The local government act of 1888 and subsequent reforms saw the abolition of the former Hundreds and brought about the creation of the County Councils of East and West Suffolk who effectively became joint owners, by proportion, of the Melton Asylum.
During the Great War, inmates were received from the Thorpe Asylum, which was to be used for military casualties as the Norfolk War Hospital. Old animosities between the two counties were once again aired when tuberculosis claimed the lives of a number of the Norfolk group who were strictly segregated from the Suffolk inmates. The surviving Norfolk contingent, albeit reduced in numbers were returned to Thorpe after the war.
Interwar development at what was now known as St. Audry’s Hospital, was somewhat limited and no admission hospital complex or aspiring villa colony was laid out. Recreation facilities were developed on the female side of the grounds which later included tennis courts and a bowling green. The male side offered a cricket pitch for sport, No colony for mental defectives had been developed and instead the County was reliant on former Workhouses and the Royal Eastern Counties Institution at Colchester for this form of institution.
World War II saw comparatively less disturbance to staffing and relocation of patient’s than experienced in World War I although the hospital was experiencing some of the highest occupancy rates it had ever been subjected to. After WWII the hospital passed from the East and West Suffolk Councils to the Suffolk Mental Hospital Management Committee along with St. Clement’s in Ipswich.

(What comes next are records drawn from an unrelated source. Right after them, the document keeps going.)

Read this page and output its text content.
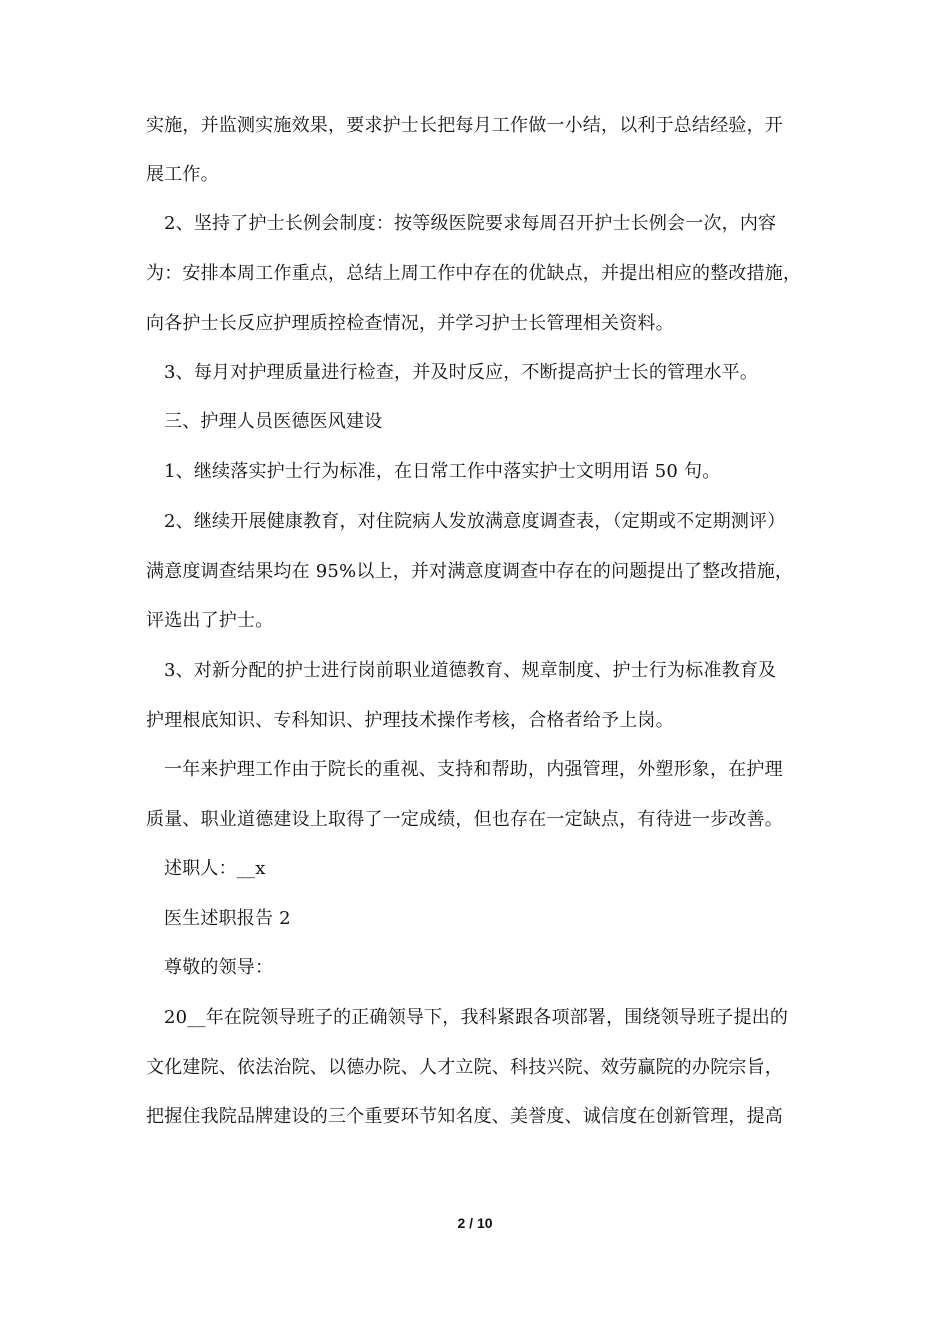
实施，并监测实施效果，要求护士长把每月工作做一小结，以利于总结经验，开
展工作。
2、坚持了护士长例会制度：按等级医院要求每周召开护士长例会一次，内容
为：安排本周工作重点，总结上周工作中存在的优缺点，并提出相应的整改措施，
向各护士长反应护理质控检查情况，并学习护士长管理相关资料。
3、每月对护理质量进行检查，并及时反应，不断提高护士长的管理水平。
三、护理人员医德医风建设
1、继续落实护士行为标准，在日常工作中落实护士文明用语 50 句。
2、继续开展健康教育，对住院病人发放满意度调查表，（定期或不定期测评）
满意度调查结果均在 95%以上，并对满意度调查中存在的问题提出了整改措施，
评选出了护士。
3、对新分配的护士进行岗前职业道德教育、规章制度、护士行为标准教育及
护理根底知识、专科知识、护理技术操作考核，合格者给予上岗。
一年来护理工作由于院长的重视、支持和帮助，内强管理，外塑形象，在护理
质量、职业道德建设上取得了一定成绩，但也存在一定缺点，有待进一步改善。
述职人：__x
医生述职报告 2
尊敬的领导：
20__年在院领导班子的正确领导下，我科紧跟各项部署，围绕领导班子提出的
文化建院、依法治院、以德办院、人才立院、科技兴院、效劳赢院的办院宗旨，
把握住我院品牌建设的三个重要环节知名度、美誉度、诚信度在创新管理，提高
2 / 10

The estate was further developed with the development of 8 staff houses at South Close, near the South Lodge and bordering the original House of Industry Burial Ground, long disused. The open grounds east of the main frontage of the hospital were utilised from 1966 to form a 9 hole golf course for use by the hospital and its staff. Further integration with St. Clement’s hospital occurred when the HMC was abolished and replaced by the East Suffolk Health Authority, which encompassed the management of both sites.
Given St. Audry’s vast and aged complex, remote from major centres of population and with limited transport links, St. Clement’s was chosen for future concentration of services and development. Long stay and elderly patients were concentrated at St. Audry’s and as they were discharged or died the hospital gradually shrunk with wards merging and closing in the process. A museum celebrating the progress of the asylum and illustrating different forms of treatment over the lifetime of the asylum operated from 1974 to 1990 and formed a sizeable collection of artefacts.

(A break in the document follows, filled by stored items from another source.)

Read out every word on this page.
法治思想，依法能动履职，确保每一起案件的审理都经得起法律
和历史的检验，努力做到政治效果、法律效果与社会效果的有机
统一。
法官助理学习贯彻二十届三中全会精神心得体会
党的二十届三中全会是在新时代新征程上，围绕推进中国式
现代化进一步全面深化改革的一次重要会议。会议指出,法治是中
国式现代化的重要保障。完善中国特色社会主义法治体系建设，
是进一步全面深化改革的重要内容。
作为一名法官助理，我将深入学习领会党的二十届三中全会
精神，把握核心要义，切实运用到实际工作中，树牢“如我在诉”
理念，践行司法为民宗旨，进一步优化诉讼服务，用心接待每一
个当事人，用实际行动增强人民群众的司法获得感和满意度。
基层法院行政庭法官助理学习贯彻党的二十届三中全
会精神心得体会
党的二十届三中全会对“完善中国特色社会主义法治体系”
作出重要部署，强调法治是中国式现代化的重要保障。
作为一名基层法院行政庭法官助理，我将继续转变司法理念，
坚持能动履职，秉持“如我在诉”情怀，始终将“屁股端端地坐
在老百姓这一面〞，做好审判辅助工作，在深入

Full closure of the site took place in 1993 and thereafter services were concentrated at St. Clement’s, various acute units at the counties’ general hospitals, in continuing care facilities or in the community.
After closure the site was developed for housing by Hollins Homes who undertook restoration and refurbishment of many of the buildings as well as constructing new build residences. The old House of Indusry, the 1844 extensions and the 1890’s pavilions have been retained as have the two detached chapels and mortuary. Both the superintendent’s residence and adjacent Isolation hospital were to be used as office accommodation. The lodges and staff housing have been sold off and are now privately occupied. The hospital golf course was purchased by it’s members and continues to function. New housing occupies the site of much of the service area and recreation grounds.